O’Rourke said that business travel will improve in ’04, but that it is "forever changed, thanks to the Enrons of the world. The perk of being a business traveler has diminished. The feeling of being a road warrior has been replaced with finding balance in one’s life. The use of alternative technologies is here to stay," she added. "There is still this unsettling fear, the slightest lingering feeling that something may happen, and it doesn’t take a lot for someone not to go (on a planned trip)."
Both occupancy percentages and(revenue per available room night) are on upward trends in August and September, according to Lomanno. "Demand doesn’t really suck," he said. "But supply is always an issue." In other words, even though the hotel industry is moaning, profits were higher in 2002 than they were in 1996, even though the occupancies were lower. "Things are definitely getting better."
Lommano presented charts that show that weekends are earning higher occupancies and revPAR than are weekdays. Although all recognize that individual business travel is down midweek, Smith Travel does not know or research whether that weekend travel is for leisure, business, or as part of a group.

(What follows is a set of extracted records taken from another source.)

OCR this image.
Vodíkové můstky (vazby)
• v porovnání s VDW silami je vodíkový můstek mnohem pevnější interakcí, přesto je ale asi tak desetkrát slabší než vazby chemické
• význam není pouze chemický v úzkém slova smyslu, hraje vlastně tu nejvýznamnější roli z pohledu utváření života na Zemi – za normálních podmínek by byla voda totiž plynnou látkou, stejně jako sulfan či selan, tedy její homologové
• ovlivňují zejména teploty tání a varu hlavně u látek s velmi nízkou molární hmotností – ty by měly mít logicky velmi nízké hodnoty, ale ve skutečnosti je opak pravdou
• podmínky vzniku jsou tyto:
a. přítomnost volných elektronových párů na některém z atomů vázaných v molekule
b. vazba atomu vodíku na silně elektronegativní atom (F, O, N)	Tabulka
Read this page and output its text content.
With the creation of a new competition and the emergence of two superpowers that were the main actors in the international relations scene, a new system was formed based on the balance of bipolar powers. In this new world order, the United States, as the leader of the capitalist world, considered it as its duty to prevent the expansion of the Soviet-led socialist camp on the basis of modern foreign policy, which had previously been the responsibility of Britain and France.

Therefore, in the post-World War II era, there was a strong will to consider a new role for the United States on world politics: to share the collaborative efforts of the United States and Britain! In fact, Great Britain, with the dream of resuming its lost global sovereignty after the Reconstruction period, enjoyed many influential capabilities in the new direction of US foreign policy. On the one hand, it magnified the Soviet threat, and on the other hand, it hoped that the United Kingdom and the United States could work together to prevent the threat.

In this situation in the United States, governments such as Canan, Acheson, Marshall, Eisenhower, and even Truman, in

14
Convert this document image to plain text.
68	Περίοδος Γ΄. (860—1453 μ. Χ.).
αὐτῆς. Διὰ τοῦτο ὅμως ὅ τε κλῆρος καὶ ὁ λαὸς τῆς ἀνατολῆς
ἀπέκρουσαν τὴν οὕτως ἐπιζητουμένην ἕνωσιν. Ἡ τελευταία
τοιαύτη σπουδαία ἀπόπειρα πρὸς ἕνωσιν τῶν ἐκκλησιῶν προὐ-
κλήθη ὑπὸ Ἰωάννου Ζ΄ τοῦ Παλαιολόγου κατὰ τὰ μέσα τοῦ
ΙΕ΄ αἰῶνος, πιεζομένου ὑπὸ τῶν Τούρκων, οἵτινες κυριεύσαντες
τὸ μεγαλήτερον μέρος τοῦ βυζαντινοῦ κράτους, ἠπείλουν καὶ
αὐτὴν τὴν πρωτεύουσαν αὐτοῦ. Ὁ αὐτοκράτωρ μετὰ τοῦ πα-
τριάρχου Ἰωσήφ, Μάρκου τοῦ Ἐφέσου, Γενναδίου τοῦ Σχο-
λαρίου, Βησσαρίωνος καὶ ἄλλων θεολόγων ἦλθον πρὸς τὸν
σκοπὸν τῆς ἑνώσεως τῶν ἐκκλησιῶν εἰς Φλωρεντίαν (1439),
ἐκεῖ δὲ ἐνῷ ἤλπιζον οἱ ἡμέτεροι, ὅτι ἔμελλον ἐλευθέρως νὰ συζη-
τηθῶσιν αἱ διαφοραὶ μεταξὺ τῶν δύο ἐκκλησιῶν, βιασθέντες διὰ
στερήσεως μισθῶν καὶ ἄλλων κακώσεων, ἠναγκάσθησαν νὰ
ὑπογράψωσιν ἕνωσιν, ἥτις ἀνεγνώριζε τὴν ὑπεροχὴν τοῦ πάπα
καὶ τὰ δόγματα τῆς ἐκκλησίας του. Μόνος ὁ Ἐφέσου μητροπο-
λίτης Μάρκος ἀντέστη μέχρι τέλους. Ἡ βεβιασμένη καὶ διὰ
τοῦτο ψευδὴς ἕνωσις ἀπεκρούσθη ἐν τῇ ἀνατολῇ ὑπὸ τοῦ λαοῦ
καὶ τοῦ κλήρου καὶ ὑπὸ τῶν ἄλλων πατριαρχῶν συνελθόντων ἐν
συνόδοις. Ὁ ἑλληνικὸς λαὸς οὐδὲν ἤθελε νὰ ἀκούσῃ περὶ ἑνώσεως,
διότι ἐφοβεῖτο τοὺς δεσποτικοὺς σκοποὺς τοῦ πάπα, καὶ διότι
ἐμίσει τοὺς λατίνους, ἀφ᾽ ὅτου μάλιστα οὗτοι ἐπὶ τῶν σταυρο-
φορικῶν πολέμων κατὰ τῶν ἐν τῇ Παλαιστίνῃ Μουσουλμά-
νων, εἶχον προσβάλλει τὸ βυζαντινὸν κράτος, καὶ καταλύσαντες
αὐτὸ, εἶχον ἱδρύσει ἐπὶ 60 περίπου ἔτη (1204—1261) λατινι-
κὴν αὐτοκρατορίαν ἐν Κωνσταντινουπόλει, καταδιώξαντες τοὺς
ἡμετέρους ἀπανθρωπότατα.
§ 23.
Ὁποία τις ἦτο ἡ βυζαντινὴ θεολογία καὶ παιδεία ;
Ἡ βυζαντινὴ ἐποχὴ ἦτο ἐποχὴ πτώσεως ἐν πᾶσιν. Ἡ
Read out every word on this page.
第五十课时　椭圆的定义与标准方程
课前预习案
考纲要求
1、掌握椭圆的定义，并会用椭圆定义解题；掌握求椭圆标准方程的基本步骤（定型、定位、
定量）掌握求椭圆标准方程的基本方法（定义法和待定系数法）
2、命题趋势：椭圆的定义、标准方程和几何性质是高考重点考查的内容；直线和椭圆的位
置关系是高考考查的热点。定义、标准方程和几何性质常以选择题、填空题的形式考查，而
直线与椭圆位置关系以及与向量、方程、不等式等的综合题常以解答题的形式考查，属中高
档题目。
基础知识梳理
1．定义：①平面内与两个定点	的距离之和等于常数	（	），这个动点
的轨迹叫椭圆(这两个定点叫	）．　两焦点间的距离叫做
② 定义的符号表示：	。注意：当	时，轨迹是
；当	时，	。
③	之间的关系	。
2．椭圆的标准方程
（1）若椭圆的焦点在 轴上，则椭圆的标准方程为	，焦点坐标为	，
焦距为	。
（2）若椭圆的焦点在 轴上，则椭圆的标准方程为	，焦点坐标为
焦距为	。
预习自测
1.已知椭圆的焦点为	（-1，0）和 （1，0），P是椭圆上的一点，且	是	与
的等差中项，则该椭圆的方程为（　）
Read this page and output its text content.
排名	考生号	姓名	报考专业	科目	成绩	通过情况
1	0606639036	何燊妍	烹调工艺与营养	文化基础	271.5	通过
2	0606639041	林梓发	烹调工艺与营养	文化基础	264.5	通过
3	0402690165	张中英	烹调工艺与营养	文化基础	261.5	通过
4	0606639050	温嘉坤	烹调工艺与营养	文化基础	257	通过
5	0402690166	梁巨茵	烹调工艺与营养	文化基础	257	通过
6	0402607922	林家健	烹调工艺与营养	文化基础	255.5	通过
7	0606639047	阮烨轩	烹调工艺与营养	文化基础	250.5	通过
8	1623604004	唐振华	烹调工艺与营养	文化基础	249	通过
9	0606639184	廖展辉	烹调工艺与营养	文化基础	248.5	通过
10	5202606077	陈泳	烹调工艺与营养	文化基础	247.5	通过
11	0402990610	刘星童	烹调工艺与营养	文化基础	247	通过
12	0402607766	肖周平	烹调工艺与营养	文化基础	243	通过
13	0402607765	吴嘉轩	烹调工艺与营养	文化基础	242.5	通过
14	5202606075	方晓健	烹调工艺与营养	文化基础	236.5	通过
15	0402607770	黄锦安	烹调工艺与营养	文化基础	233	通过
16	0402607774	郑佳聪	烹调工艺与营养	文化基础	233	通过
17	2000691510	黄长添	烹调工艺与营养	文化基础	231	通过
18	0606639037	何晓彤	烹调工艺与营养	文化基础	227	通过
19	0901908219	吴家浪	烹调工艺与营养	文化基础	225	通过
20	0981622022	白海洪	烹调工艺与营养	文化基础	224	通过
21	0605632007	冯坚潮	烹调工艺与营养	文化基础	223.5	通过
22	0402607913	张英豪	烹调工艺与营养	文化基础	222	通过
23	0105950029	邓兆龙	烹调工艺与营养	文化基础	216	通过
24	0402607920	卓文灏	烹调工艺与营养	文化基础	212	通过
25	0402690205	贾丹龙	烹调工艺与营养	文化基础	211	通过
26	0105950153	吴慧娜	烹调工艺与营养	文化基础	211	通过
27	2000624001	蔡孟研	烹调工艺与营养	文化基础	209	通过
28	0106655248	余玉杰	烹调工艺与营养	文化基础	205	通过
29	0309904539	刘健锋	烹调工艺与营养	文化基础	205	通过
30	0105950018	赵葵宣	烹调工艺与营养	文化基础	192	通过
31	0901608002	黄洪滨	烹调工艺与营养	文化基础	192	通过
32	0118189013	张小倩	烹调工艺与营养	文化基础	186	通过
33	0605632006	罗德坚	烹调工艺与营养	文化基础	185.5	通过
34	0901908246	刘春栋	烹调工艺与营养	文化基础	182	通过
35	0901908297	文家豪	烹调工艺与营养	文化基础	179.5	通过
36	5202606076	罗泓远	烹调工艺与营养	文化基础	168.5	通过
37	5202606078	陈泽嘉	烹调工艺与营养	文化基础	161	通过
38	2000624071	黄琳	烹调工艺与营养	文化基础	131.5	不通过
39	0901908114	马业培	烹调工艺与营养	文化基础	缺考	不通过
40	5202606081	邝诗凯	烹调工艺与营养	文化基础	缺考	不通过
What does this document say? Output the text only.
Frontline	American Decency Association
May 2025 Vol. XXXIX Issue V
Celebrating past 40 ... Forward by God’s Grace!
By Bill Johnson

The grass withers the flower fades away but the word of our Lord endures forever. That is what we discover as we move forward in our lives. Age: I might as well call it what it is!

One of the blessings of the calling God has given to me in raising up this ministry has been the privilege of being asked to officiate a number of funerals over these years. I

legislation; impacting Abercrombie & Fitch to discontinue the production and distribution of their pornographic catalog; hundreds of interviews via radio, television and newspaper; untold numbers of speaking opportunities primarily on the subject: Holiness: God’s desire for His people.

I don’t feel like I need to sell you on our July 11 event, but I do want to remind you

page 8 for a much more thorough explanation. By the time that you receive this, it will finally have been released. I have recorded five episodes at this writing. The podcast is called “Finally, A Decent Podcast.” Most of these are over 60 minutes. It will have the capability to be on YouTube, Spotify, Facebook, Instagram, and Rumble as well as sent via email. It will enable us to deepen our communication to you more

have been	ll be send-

He added that consumers in general are loyal to their hotel segment (economy, mid-scale, upper scale, etc.), and that they didn’t see a lot of shifting up or down in their research. Echoing that sentiment was Yesawich, whose firm conducts the National Travel Monitor research series on the travel habits, preferences, and intentions of Americans. In the days of Internet travel bookings, all prices being equal, "the best-branded alternative" will always win out, he said.
PwC’s Hanson spoke of the importance of the meetings market to hotels.. "It really is an important market. For most major cities, it is the best market in terms of share of demand and share of revenue." In fact, in 2002, according to Hanson, meeting business accounted for 27 percent of profits at hotels, compared to 20 percent in 2000.
"Our forecast for ’04--and our forecasts are uncannily accurate--shows a 4 percent growth in average daily rooms sold, and a 4.9 percent growth in revPar," he said.